La Table ronde Afrique insiste sur la coopération, la gouvernance et la liberté académique
« L’enseignement supérieur africain est-il adapté aux besoins de l’Afrique ? » C’est la question posée par Nahas Angula, Premier Ministre namibien, qui était l’invité spécial d’une table ronde sur l’Afrique organisée dans le cadre de la Conférence mondiale sur l’enseignement supérieur. Divers intervenants ont proposé des réponses dynamiques et instructives.
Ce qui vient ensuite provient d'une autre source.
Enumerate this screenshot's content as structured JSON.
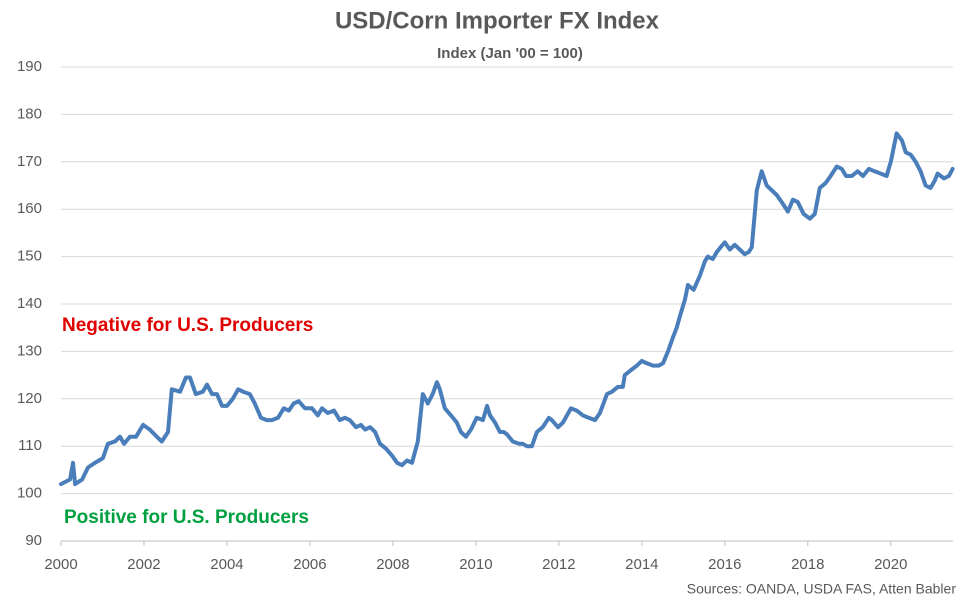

L’importance d’établir des partenariats entre les institutions, à l’intérieur comme à l’extérieur de l’Afrique a également été soulignée, tout comme la nécessité de développer des centres d’excellence régionaux. À cet égard, deux annonces significatives ont été faites. La première concerne la création d’un nouvel établissement panafricain de gouvernance universitaire et basé à Yaoundé (Cameroun), qui est lancé conjointement par l’Agence universitaire de la francophonie et l’Association des universités du Commonwealth. La seconde concerne le Brésil (« le plus grand pays africain en dehors de l’Afrique » selon les termes du co-président Ahlin Byll-Cataria, Secrétaire exécutif de l’ADEA) qui développe UNILAB, un « réseau universitaire » afro-brésilien comprenant huit campus : cinq dans des pays africains lusophones, deux autres en Asie et un au Brésil même.
Zeinab El Bakri, Vice-Président de la Banque africaine de développement a expliqué l’intérêt de la Banque dans l’enseignement supérieur comme moyen d’intégration régionale. Il a fallu une réglementation stricte pour éviter l’augmentation d’institutions purement commerciales. Selon lui, l’agriculture et la gestion des ressources naturelles devraient devenir des spécialités, la diversification est essentielle et les TIC doivent être davantage développées. L’enseignement supérieur doit par ailleurs favoriser une bonne gouvernance, la liberté et l’ouverture académiques, qui sont des domaines relativement négligés. La Banque a notamment soutenu le développement de centres d’excellence.
Le Burkina Faso offre l’exemple de l’Institut international d’ingénierie de l’eau et de l’environnement (2iE) qui forme des professionnels très qualifiés dans les domaines de l’ingénierie de l’eau, l’énergie, l’environnement et les infrastructures qui sont des domaines essentiels pour le développement de l’Afrique. Amara Essy, Président de la Fondation 2IE a annoncé avec fierté que 80 % des diplômés trouvaient un emploi immédiatement. Il a souligné l’importance d’une bonne gouvernance et à signalé : « le Burkina Faso est l’un des pays les plus pauvres au monde, pourtant nous vendons des programmes de formation à distance aux pays développés ».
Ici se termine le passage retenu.